La prima a porte chiuse. Rischio agibilità per lo stadio?

La prima a porte chiuse. Rischio agibilità per lo stadio?

“Per cause non dipese da questa società, si comunica che gli allenamenti in programma al Partenio-Lombardi lunedì 13 e martedì 14 luglio, si svolgeranno a porte chiuse. Ci scusiamo con i tifosi e con gli organi di informazione che non potranno assistere ai primi due giorni di lavoro della squadra”. Questo lo scarno comunicato di ieri diramato sul sito ufficiale dell’Us Avellino nella giornata di ieri. Ma perchè, si sono chiesti i tifosi. Perchè vietare ai propri tifosi di assistere ai primi allenamenti prima di salire a Sturno?
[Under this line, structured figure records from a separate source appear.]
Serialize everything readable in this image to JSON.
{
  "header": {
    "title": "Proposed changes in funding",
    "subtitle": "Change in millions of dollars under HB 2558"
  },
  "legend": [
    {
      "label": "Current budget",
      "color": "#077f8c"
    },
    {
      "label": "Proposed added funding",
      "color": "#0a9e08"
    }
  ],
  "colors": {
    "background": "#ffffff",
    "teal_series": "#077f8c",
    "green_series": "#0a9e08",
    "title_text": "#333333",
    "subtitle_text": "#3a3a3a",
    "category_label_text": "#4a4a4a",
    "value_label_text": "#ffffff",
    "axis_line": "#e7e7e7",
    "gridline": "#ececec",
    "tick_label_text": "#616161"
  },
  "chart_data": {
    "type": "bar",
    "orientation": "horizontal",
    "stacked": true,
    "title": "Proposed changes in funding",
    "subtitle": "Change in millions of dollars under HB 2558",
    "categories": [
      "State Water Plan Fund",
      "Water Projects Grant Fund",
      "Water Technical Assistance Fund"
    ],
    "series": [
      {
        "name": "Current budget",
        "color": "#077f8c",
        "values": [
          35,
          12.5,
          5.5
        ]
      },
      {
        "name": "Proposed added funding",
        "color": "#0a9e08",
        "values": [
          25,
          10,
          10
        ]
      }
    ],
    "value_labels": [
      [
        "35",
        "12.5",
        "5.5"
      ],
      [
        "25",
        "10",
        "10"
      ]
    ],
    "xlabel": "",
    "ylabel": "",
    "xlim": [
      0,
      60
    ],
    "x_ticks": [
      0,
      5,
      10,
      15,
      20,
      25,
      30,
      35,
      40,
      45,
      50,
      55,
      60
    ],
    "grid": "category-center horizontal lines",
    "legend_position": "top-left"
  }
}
Nessuna ufficialità ma dalle informazioni raccolte dalla nostra redazione c’è un motivo. Ripetiamo, non c’è ufficialità. Ma almeno da quello che pensiamo, crediamo che non sia stata data l’autorizzazione da parte delle autorità competenti per aprire le porte anche di un solo settore per problema di agibilità. Che non sarebbe stata rinnovata per via di alcuni problemi burocratici che dovranno essere risolti nel giro di pochi giorni. Attendiamo qualche nota ufficiale magari da parte dell’amministrazione comunale per risolvere il giallo. Fatto è che ad essere penalizzati sono ancora una volta i tifosi. Ci sarebbe stato il classico bagno di folla per la prima al Partenio-Lombardi. Ed invece tutto è rimandato a Sturno. Misteri del calcio. E’ arrivato veramente il momento di dire le cose come stanno. Il Partenio-Lombardi continua ad essere un rebus. Non vorremmo che di qui a poco si trasformasse nella classica cattedrale inutile nel deserto avellinese.